For those firms looking to either set-up a new fund or strategy in 2021, there are a key set of questions they need to ask potential administrators. Socium Fund Services, which specializes in working with debt offerings, suggests managers ask specifically about an administrator’s experience with debt products.
Managers should know what experience administrators have in handling the unique features of debt offerings, such as conversion features, debt with unfunded commitments, amortizing loans, the proper accounting of origination fees and original issue discounts (OID) along with expertise in the valuation methods of private credit, according to Socium CEO Michael Von Bevern.
According to Socium, rates on private debt instruments are now averaging 10-15%. This has attracted investors as private credit yields approach those of traditional private equity.
According to Alternatives Watch’s Manager Scorecard, private equity still accounts for most fundraising activity within alternatives with a total of $190 billion in investment commitments in 2020. We tracked a total of 47 funds that were launched in the private debt space last year, the funds closed at anywhere from $15 billion to $60 million.
These trends mean that the complexity and specialization required behind the scenes may be taken for granted by investors looking to invest in a wide variety of debt structures as quickly as possible in order to combat stubbornly low interest rates. Specifically, the opportunity that arose out of the pandemic meant that billions in distressed debt funds were raised in a matter of weeks last spring.
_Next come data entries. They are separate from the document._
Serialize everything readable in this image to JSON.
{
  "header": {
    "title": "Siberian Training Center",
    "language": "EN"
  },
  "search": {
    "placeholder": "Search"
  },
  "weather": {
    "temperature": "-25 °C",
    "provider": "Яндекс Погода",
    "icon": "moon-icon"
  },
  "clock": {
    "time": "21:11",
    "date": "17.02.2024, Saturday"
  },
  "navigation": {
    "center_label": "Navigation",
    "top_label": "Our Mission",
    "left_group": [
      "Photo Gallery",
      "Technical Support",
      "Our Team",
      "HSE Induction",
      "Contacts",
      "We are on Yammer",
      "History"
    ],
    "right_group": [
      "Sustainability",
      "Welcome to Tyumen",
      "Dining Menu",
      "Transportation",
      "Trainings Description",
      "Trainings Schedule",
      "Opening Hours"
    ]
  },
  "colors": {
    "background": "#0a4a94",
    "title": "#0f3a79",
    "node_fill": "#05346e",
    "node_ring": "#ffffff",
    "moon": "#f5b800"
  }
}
“For fund administrators, private credit is higher up the complexity scale and often takes a detailed review of the offering documents to ensure the fund, the instruments and the allocations are all setup correctly,” said Von Bevern. “Most private equity systems struggle to handle interest bearing instruments, so selecting an administrator that prioritizes technology that addresses the particular needs of private credit structures/portfolios is equally important as their understanding and interpretation of the fund documents.”
Socium expects the private credit boom to continue as the low-rate environment has also boosted the use of increased leverage for private debt funds as debt capital is significantly cheaper than equity. Von Bevern expects investor interest will likely continue in all arenas of lending, including asset-based loans, cash flow loans, secured, partially secured and unsecured, as well as senior subordinated.
So far this year Alternatives Watch has tracked a number of prominent public pension funds eyeing up additional private credit activity, includes Texas Employees’ Retirement System, New Mexico State Investment Council, Iowa PERS, Los Angeles County Employees’ Retirement Association and the Ohio School Employees Retirement System.
The debt strategies, while complex, do have some similarities in how they are being offered however, according to Von Bevern. These funds typically have longer lock-up periods due to illiquidity. Open-end funds generally have hard lock-ups of up to five years to match the duration of the underlying loans.
“Additionally, we are seeing more closed-end debt funds that have fewer liquidity issues, but often struggle with the increased frequency of capital calls,” Von Bevern observed.
He added that when it comes to fees, private credit tends to be in line with industry norms for open-end funds with the addition of hurdle rates in the 7-9% range.